Neuralink e o ataque ao livre-arbítrio

Geopolítica

Alexandre Costa

Publicado em 13/08/2019

Em sua obra mais famosa, “1984”, George Orwell prevê um futuro sombrio, repleto de opressão estatal e praticamente vazio de liberdades individuais. A distopia imaginada pelo autor apresenta diversos aspectos do que seria um governo totalitário, e quase todos parecem hipertrofias de alguma característica verificada nas ditaduras de Josef Stálin e Adolf Hitler.

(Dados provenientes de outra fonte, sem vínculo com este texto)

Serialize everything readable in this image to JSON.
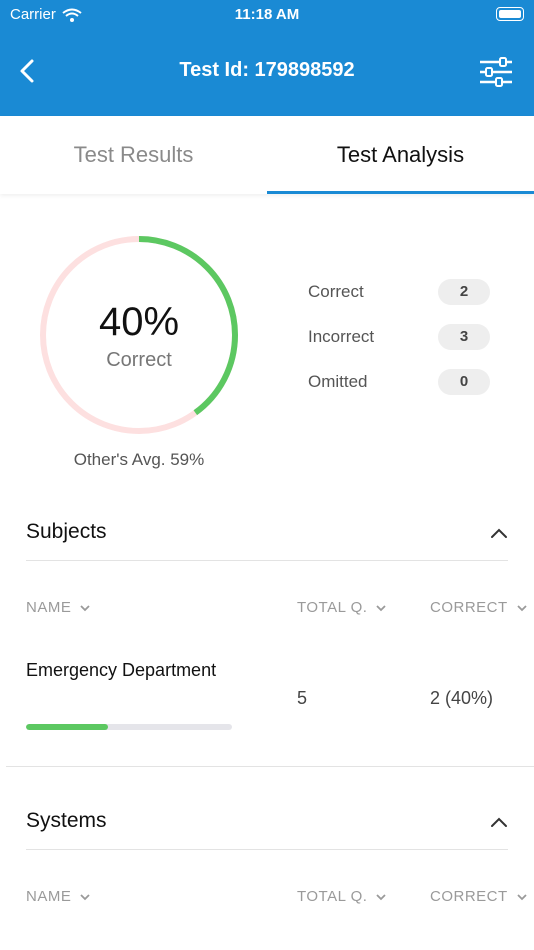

A essência desta distopia consiste em um alerta sobre o perigo do poder estatal descontrolado, mas uma reflexão mais apurada pode identificar uma questão ainda mais perversa, a supressão do livre-arbítrio.

Assim como em outras obras do mesmo estilo, em 1984 o indivíduo vai paulatinamente deixando de existir, dando lugar a um coletivo cada vez mais homogêneo e impessoal. Esse rebaixamento das possibilidades individuais, que tende a ocorrer em qualquer agrupamento forçado, coloca em risco a própria natureza humana, pois sem poder escolher o seu caminho e tomar suas próprias decisões, o Homem deixa de ser Homem e passa a ocupar o lugar de uma máquina que só pode se comportar de acordo com um plano pré-estabelecido.